Quanto maior e mais sólida for essa rede de conexões, maiores as chances de manter uma vida mais ativa e autônoma na velhice, quando naturalmente começamos a “queimar” essa reserva.
“O envelhecimento, mesmo que normal, é um estado de menor reserva funcional e maior predisposição a doenças”, afirma Luís Fernando Rangel, geriatra do Hospital Brasília, do Grupo Dasa.
“Aumentar nossas reservas durante a vida adulta é o meio mais seguro de garantir que fiquemos menos vulneráveis a eventos não previsíveis, como infecções e fraturas, que podem diminuir nossas reservas e nos deixar doentes”, explica.
A reserva cognitiva vai sendo construída ao longo da vida por meio de diversos estímulos. E o exercício físico sem dúvida é um deles. Isso ficou claro para um grupo de pesquisadores americanos, que concluíram em um estudo que a atividade estimula o aumento do hipocampo, uma área do cérebro que atua sobre a nossa memória.
Mesmo pessoas mais velhas e que começaram a criar essa “poupança” mais tarde se beneficiam da prática de exercícios. É o que diz um outro trabalho científico que analisou indivíduos acima dos 50 anos e demonstrou ganhos cognitivos entre aqueles que iniciaram atividades aeróbicas e de resistência com intensidade moderada.
A importância da socialização
Uma das coisas que pouco se fala da velhice é a redução do círculo social desses indivíduos. Seja porque eles deixam de trabalhar ou começam a ter dificuldades de mobilidade, o fato é que muitos velhinhos acabam perdendo contato com amigos e até familiares com o passar dos anos.
Essa questão envolve dois problemas. O primeiro deles tem a ver com o lado emocional: com menos contato social, existe a sensação de não pertencer ao grupo, à sociedade. E, muitas vezes, esse indivíduo passa a se sentir invisível, afetando sua autoestima.
Por outro lado, há também uma tendência da sociedade em invisibilizar pessoas velhas, como se elas já tivessem cumprido um papel e pudessem – ou devessem – se retirar. Esse preconceito é chamado de etarismo e permeia vários espaços da vida dos mais velhos. “Alguns têm dificuldade em conseguir emprego e sentem receio de serem vistos como aquele que dá trabalho, que tem problemas de saúde”, diz Marco Tulio.

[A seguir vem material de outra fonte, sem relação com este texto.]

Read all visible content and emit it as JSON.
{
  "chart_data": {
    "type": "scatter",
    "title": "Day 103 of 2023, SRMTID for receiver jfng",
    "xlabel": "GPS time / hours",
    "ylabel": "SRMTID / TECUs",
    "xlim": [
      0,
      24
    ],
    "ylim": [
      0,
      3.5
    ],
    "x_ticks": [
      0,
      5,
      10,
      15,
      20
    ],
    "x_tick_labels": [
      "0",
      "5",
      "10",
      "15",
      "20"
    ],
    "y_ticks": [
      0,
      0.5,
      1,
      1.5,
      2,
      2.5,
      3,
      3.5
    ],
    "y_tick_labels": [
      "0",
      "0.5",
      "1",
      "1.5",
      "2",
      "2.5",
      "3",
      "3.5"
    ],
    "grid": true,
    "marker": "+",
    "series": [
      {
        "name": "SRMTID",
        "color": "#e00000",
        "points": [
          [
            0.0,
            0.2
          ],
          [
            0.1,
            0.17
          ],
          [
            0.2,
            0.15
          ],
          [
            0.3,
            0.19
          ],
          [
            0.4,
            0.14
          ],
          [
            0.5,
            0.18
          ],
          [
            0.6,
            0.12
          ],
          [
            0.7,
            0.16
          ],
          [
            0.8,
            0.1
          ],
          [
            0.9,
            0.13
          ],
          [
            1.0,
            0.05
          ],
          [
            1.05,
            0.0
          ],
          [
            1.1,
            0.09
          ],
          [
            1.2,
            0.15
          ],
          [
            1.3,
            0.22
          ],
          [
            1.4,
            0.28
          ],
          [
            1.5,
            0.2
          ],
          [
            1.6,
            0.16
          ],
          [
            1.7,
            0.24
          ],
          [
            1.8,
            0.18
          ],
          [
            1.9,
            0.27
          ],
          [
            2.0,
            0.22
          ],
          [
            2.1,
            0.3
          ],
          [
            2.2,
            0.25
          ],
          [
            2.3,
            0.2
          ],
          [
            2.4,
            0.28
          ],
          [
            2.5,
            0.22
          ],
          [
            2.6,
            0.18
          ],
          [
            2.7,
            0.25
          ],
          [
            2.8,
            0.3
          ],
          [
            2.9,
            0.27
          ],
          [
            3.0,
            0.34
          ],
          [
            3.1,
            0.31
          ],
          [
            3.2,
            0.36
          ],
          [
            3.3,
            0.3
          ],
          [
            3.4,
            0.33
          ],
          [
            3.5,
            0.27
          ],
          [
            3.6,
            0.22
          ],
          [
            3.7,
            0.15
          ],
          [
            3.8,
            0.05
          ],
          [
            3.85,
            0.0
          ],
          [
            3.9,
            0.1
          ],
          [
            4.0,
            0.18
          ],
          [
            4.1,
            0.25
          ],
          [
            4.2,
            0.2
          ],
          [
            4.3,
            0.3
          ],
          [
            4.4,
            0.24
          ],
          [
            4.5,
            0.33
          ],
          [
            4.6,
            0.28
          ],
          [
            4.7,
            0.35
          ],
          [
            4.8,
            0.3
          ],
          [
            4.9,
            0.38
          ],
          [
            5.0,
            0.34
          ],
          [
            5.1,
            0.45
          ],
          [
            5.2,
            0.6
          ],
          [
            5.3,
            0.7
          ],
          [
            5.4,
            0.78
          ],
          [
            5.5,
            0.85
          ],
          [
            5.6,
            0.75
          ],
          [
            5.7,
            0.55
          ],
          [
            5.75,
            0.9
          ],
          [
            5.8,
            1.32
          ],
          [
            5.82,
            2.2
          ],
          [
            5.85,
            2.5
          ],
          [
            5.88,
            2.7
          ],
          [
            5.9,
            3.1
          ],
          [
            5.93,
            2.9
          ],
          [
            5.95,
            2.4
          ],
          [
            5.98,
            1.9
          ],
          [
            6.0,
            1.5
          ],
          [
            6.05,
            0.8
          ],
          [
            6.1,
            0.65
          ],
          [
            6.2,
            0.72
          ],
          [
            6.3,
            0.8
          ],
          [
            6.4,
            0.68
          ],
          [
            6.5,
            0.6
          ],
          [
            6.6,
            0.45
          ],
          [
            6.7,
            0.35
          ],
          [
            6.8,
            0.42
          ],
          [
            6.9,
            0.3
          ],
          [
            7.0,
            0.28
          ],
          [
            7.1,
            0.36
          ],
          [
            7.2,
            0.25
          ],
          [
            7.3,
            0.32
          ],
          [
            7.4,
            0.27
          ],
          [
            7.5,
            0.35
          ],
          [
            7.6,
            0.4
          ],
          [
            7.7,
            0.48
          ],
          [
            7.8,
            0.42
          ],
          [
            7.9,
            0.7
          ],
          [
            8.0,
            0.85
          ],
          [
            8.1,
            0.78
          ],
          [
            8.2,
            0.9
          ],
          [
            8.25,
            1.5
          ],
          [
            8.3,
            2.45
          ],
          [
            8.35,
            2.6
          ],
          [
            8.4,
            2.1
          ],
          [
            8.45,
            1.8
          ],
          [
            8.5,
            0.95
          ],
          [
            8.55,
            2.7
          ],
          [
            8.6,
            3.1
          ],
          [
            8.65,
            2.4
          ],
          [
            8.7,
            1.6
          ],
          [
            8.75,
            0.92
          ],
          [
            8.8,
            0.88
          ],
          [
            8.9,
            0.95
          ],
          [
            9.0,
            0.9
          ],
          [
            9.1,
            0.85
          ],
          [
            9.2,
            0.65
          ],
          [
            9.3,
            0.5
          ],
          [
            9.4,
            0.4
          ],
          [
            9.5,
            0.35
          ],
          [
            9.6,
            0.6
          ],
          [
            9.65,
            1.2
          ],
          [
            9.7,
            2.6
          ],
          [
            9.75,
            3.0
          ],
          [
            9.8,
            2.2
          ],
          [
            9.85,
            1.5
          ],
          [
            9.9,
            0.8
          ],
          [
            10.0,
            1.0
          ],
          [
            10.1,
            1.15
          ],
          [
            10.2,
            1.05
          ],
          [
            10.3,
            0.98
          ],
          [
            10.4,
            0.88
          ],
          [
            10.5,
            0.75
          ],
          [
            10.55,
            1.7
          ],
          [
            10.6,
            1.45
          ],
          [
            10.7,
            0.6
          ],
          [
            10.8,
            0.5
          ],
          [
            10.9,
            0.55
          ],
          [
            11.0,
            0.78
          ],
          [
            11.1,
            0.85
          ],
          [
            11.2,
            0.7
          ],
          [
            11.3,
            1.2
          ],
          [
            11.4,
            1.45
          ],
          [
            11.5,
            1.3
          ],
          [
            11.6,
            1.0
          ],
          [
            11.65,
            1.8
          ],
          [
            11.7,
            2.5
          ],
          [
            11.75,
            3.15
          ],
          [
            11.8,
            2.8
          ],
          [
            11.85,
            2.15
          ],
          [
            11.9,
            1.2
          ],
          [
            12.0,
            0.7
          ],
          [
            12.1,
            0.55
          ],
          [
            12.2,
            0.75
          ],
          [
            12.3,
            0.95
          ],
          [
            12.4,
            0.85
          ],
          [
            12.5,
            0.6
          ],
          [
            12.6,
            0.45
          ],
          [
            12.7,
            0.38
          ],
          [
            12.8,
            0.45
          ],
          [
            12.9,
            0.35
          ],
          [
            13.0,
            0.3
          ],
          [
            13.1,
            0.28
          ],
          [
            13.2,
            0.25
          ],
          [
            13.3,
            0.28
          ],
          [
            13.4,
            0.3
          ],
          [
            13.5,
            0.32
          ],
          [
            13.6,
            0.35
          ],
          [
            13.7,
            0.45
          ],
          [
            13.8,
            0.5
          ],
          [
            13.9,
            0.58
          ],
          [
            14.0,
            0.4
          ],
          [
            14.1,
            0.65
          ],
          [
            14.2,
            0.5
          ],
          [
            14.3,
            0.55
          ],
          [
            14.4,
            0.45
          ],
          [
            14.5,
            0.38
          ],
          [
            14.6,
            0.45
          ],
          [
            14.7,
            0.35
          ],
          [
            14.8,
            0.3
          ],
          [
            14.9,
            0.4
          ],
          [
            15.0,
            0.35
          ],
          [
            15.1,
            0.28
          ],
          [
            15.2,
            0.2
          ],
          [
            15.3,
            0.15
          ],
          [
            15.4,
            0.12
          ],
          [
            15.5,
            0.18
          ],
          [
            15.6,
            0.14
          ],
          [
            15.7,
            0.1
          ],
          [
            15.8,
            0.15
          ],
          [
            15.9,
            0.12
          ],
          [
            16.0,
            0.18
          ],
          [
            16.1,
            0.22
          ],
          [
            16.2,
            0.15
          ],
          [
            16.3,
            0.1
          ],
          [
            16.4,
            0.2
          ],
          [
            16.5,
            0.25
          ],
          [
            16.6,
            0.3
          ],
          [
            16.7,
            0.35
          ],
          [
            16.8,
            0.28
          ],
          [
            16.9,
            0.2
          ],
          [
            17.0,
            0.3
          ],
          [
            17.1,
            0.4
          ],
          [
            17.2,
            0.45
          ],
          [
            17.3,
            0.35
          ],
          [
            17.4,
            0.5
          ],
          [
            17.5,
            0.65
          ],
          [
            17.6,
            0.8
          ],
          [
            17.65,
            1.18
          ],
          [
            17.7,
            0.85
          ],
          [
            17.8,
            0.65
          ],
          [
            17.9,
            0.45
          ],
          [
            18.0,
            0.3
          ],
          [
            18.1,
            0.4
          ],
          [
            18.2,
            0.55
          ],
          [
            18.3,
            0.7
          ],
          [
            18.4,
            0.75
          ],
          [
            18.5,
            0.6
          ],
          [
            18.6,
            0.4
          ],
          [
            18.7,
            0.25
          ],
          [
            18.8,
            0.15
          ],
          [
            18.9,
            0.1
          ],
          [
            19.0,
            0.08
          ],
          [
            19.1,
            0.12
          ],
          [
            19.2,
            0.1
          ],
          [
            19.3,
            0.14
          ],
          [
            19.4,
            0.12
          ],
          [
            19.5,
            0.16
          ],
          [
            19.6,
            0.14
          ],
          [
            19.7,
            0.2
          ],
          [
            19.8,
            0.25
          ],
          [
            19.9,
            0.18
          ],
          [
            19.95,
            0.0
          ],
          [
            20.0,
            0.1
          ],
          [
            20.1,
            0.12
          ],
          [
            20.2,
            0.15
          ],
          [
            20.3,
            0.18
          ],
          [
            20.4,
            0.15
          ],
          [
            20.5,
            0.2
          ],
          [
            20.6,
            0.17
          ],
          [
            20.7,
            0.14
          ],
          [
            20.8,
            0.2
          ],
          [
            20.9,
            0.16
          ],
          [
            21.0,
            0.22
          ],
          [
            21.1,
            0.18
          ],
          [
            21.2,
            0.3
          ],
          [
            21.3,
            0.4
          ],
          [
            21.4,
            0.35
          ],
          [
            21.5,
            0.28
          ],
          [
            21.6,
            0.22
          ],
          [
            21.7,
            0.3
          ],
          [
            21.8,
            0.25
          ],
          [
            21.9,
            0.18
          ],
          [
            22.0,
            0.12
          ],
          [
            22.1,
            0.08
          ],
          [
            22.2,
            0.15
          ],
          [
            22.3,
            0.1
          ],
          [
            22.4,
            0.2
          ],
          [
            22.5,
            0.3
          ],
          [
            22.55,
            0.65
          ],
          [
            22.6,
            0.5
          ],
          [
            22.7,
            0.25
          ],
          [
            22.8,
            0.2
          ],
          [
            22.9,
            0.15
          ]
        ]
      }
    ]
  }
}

A segunda questão envolve a reserva cognitiva. É que um dos estímulos mais importantes para um cérebro saudável é a interação social, os relacionamentos e a vida em comunidade – afinal, lembremos que o ser humano é um animal gregário e não foi feito para viver isolado e sozinho.
“A interação social é um estímulo muito potente para o autodesenvolvimento e a autoestima, e a falta dela cria problemas que encontramos em pacientes que não envelheceram bem por causa disso”, afirma Rangel.
Alguns desses problemas envolvem transtornos psiquiátricos como depressão, ansiedade e síndrome do pânico. Não à toa, durante os dias mais duros de quarentena durante a pandemia do novo coronavírus, a OMS já havia alertado para as dificuldades que pessoas mais velhas teriam para cuidar da saúde mental naquela situação.
Para a psicóloga Dorli Khamkagi, coordenadora e colaboradora dos Grupos de Amadurecimento do IPq-FMUSP (Instituto de Psiquiatria da Faculdade de Medicina da Universidade de São Paulo), os mais velhos precisam sair desse lugar limitante – e muitas vezes autoimposto – para assumir novas tarefas e sair em busca de realizar novos planos, sonhos e desejos que a vida continua a oferecer.
“Os mais velhos têm uma presença, um lugar de guardião de segredos, mas também de responsáveis por revelar e ensinar aquilo que aprenderam ao longo da sua jornada”, afirma. “Ainda há muito a ser feito, muitos legados que precisam ser passados.”